Sì, la prosa di Marx è spesso immaginifica, dura, veemente (anche nei pamphlet più politici, a partire dal Manifesto), come si può vedere nella sua opera più ampia e famosa, “Il Capitale, che Einaudi ha ripubblicato nella prestigiosa collana dei Millenni (già Cesare Pavese lo fece realizzare a Giulio Einaudi), (pagg. 1288, per la cura di Roberto Fineschi, traduzione dello stesso Fineschi, Stefano Breda, Gabriele Schimmenti, Giovanni Sgrò, 95 euro). Eppure Marx, il pensiero analitico di Marx, non è certo in cima ai pensieri degli intellettuali di oggi, spesso inconsapevoli debitori del filosofo di Treviri. Ma, ferma restando l’inevitabile distanza derivante dal tempo trascorso, con lui probabilmente bisogna ancora fare i conti: almeno per qualche aspetto.

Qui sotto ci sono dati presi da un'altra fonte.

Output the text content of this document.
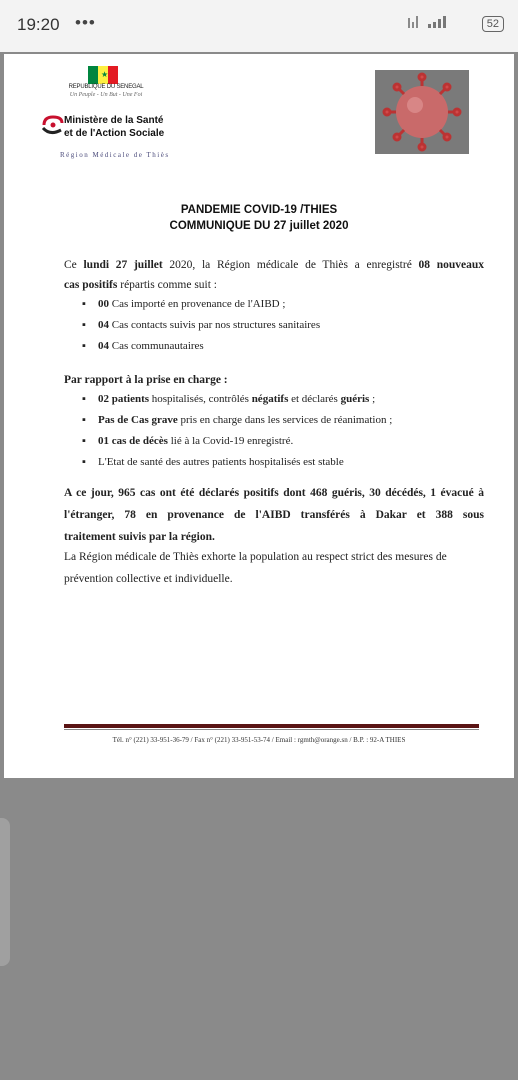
19:20 •••	52
★
REPUBLIQUE DU SENEGAL
Un Peuple - Un But - Une Foi
Ministère de la Santé
et de l'Action Sociale
Région Médicale de Thiès
PANDEMIE COVID-19 /THIES
COMMUNIQUE DU 27 juillet 2020
Ce lundi 27 juillet 2020, la Région médicale de Thiès a enregistré 08 nouveaux
cas positifs répartis comme suit :
▪ 00 Cas importé en provenance de l'AIBD ;
▪ 04 Cas contacts suivis par nos structures sanitaires
▪ 04 Cas communautaires
Par rapport à la prise en charge :
▪ 02 patients hospitalisés, contrôlés négatifs et déclarés guéris ;
▪ Pas de Cas grave pris en charge dans les services de réanimation ;
▪ 01 cas de décès lié à la Covid-19 enregistré.
▪ L'Etat de santé des autres patients hospitalisés est stable
A ce jour, 965 cas ont été déclarés positifs dont 468 guéris, 30 décédés, 1 évacué à
l'étranger, 78 en provenance de l'AIBD transférés à Dakar et 388 sous
traitement suivis par la région.
La Région médicale de Thiès exhorte la population au respect strict des mesures de
prévention collective et individuelle.
Tél. n° (221) 33-951-36-79 / Fax n° (221) 33-951-53-74 / Email : rgmth@orange.sn / B.P. : 92-A THIES
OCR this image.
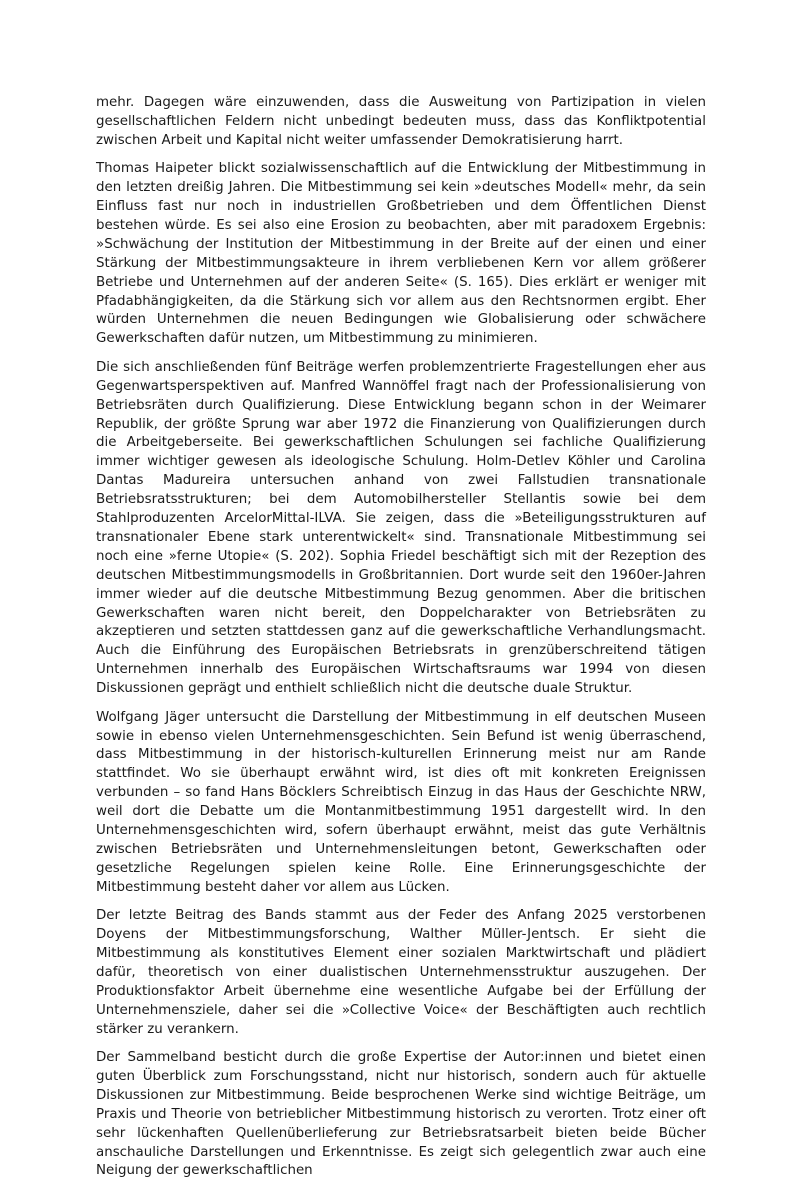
mehr. Dagegen wäre einzuwenden, dass die Ausweitung von Partizipation in vielen gesellschaftlichen Feldern nicht unbedingt bedeuten muss, dass das Konfliktpotential zwischen Arbeit und Kapital nicht weiter umfassender Demokratisierung harrt.

Thomas Haipeter blickt sozialwissenschaftlich auf die Entwicklung der Mitbestimmung in den letzten dreißig Jahren. Die Mitbestimmung sei kein »deutsches Modell« mehr, da sein Einfluss fast nur noch in industriellen Großbetrieben und dem Öffentlichen Dienst bestehen würde. Es sei also eine Erosion zu beobachten, aber mit paradoxem Ergebnis: »Schwächung der Institution der Mitbestimmung in der Breite auf der einen und einer Stärkung der Mitbestimmungsakteure in ihrem verbliebenen Kern vor allem größerer Betriebe und Unternehmen auf der anderen Seite« (S. 165). Dies erklärt er weniger mit Pfadabhängigkeiten, da die Stärkung sich vor allem aus den Rechtsnormen ergibt. Eher würden Unternehmen die neuen Bedingungen wie Globalisierung oder schwächere Gewerkschaften dafür nutzen, um Mitbestimmung zu minimieren.

Die sich anschließenden fünf Beiträge werfen problemzentrierte Fragestellungen eher aus Gegenwartsperspektiven auf. Manfred Wannöffel fragt nach der Professionalisierung von Betriebsräten durch Qualifizierung. Diese Entwicklung begann schon in der Weimarer Republik, der größte Sprung war aber 1972 die Finanzierung von Qualifizierungen durch die Arbeitgeberseite. Bei gewerkschaftlichen Schulungen sei fachliche Qualifizierung immer wichtiger gewesen als ideologische Schulung. Holm-Detlev Köhler und Carolina Dantas Madureira untersuchen anhand von zwei Fallstudien transnationale Betriebsratsstrukturen; bei dem Automobilhersteller Stellantis sowie bei dem Stahlproduzenten ArcelorMittal-ILVA. Sie zeigen, dass die »Beteiligungsstrukturen auf transnationaler Ebene stark unterentwickelt« sind. Transnationale Mitbestimmung sei noch eine »ferne Utopie« (S. 202). Sophia Friedel beschäftigt sich mit der Rezeption des deutschen Mitbestimmungsmodells in Großbritannien. Dort wurde seit den 1960er-Jahren immer wieder auf die deutsche Mitbestimmung Bezug genommen. Aber die britischen Gewerkschaften waren nicht bereit, den Doppelcharakter von Betriebsräten zu akzeptieren und setzten stattdessen ganz auf die gewerkschaftliche Verhandlungsmacht. Auch die Einführung des Europäischen Betriebsrats in grenzüberschreitend tätigen Unternehmen innerhalb des Europäischen Wirtschaftsraums war 1994 von diesen Diskussionen geprägt und enthielt schließlich nicht die deutsche duale Struktur.

Wolfgang Jäger untersucht die Darstellung der Mitbestimmung in elf deutschen Museen sowie in ebenso vielen Unternehmensgeschichten. Sein Befund ist wenig überraschend, dass Mitbestimmung in der historisch-kulturellen Erinnerung meist nur am Rande stattfindet. Wo sie überhaupt erwähnt wird, ist dies oft mit konkreten Ereignissen verbunden – so fand Hans Böcklers Schreibtisch Einzug in das Haus der Geschichte NRW, weil dort die Debatte um die Montanmitbestimmung 1951 dargestellt wird. In den Unternehmensgeschichten wird, sofern überhaupt erwähnt, meist das gute Verhältnis zwischen Betriebsräten und Unternehmensleitungen betont, Gewerkschaften oder gesetzliche Regelungen spielen keine Rolle. Eine Erinnerungsgeschichte der Mitbestimmung besteht daher vor allem aus Lücken.

Der letzte Beitrag des Bands stammt aus der Feder des Anfang 2025 verstorbenen Doyens der Mitbestimmungsforschung, Walther Müller-Jentsch. Er sieht die Mitbestimmung als konstitutives Element einer sozialen Marktwirtschaft und plädiert dafür, theoretisch von einer dualistischen Unternehmensstruktur auszugehen. Der Produktionsfaktor Arbeit übernehme eine wesentliche Aufgabe bei der Erfüllung der Unternehmensziele, daher sei die »Collective Voice« der Beschäftigten auch rechtlich stärker zu verankern.

Der Sammelband besticht durch die große Expertise der Autor:innen und bietet einen guten Überblick zum Forschungsstand, nicht nur historisch, sondern auch für aktuelle Diskussionen zur Mitbestimmung. Beide besprochenen Werke sind wichtige Beiträge, um Praxis und Theorie von betrieblicher Mitbestimmung historisch zu verorten. Trotz einer oft sehr lückenhaften Quellenüberlieferung zur Betriebsratsarbeit bieten beide Bücher anschauliche Darstellungen und Erkenntnisse. Es zeigt sich gelegentlich zwar auch eine Neigung der gewerkschaftlichen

Simone Paliaga ha osservato su Avvenire: «Nel capitolo tredicesimo del primo libro del “Capitale”, intitolato “Macchinario e grande industria”, Marx prende in esame, in maniera puntuale, il nuovo sistema di fabbrica disegnato dalle macchine. Ponendo sotto indagine gli esiti della loro introduzione nel sistema produttivo e soprattutto la realizzazione di un sistema di macchine, Marx rileva alcune dinamiche sociali ed economiche legate all’innovazione tecnologica, che oggi come allora innerva e condiziona la società». Lui scriveva 150 anni fa ma certe dinamiche sembrano essere in qualche modo sopravvissute relativamente all’attuale complicatissimo modo di produzione.

Da parte sua, un non marxista come Maurizio Ferrera ha sottolineato sul Corriere della Sera che la recente ritrovata attualità di Marx «ha coinciso con una intensa crescita delle disuguaglianze sociali e della precarietà sociale». È un altro mondo rispetto al suo, va da sé; tuttavia – scrive Fineschi nella introduzione – «la teoria marxiana del capitale è una delle poche a proporre spiegazioni organiche a molti dei fenomeni storico-economico-sociali in atto: globalizzazione, crisi cicliche e di lungo periodo, conflitto sociale, incremento della produttività, i novazione tecnologica e automazione, disoccupazione di massa».

Si può discutere, certamente. Soprattutto distinguendo Marx dal marxismo, qualcosa resta, in ogni caso: a Einaudi non saranno mica matti se hanno ripubblicato questa nuova versione del capolavoro marxiano! Concluderemmo perciò citando ancora citando Bricco: «Il racconto di Marx funziona bene. Il Capitale rimane un classico da affrontare».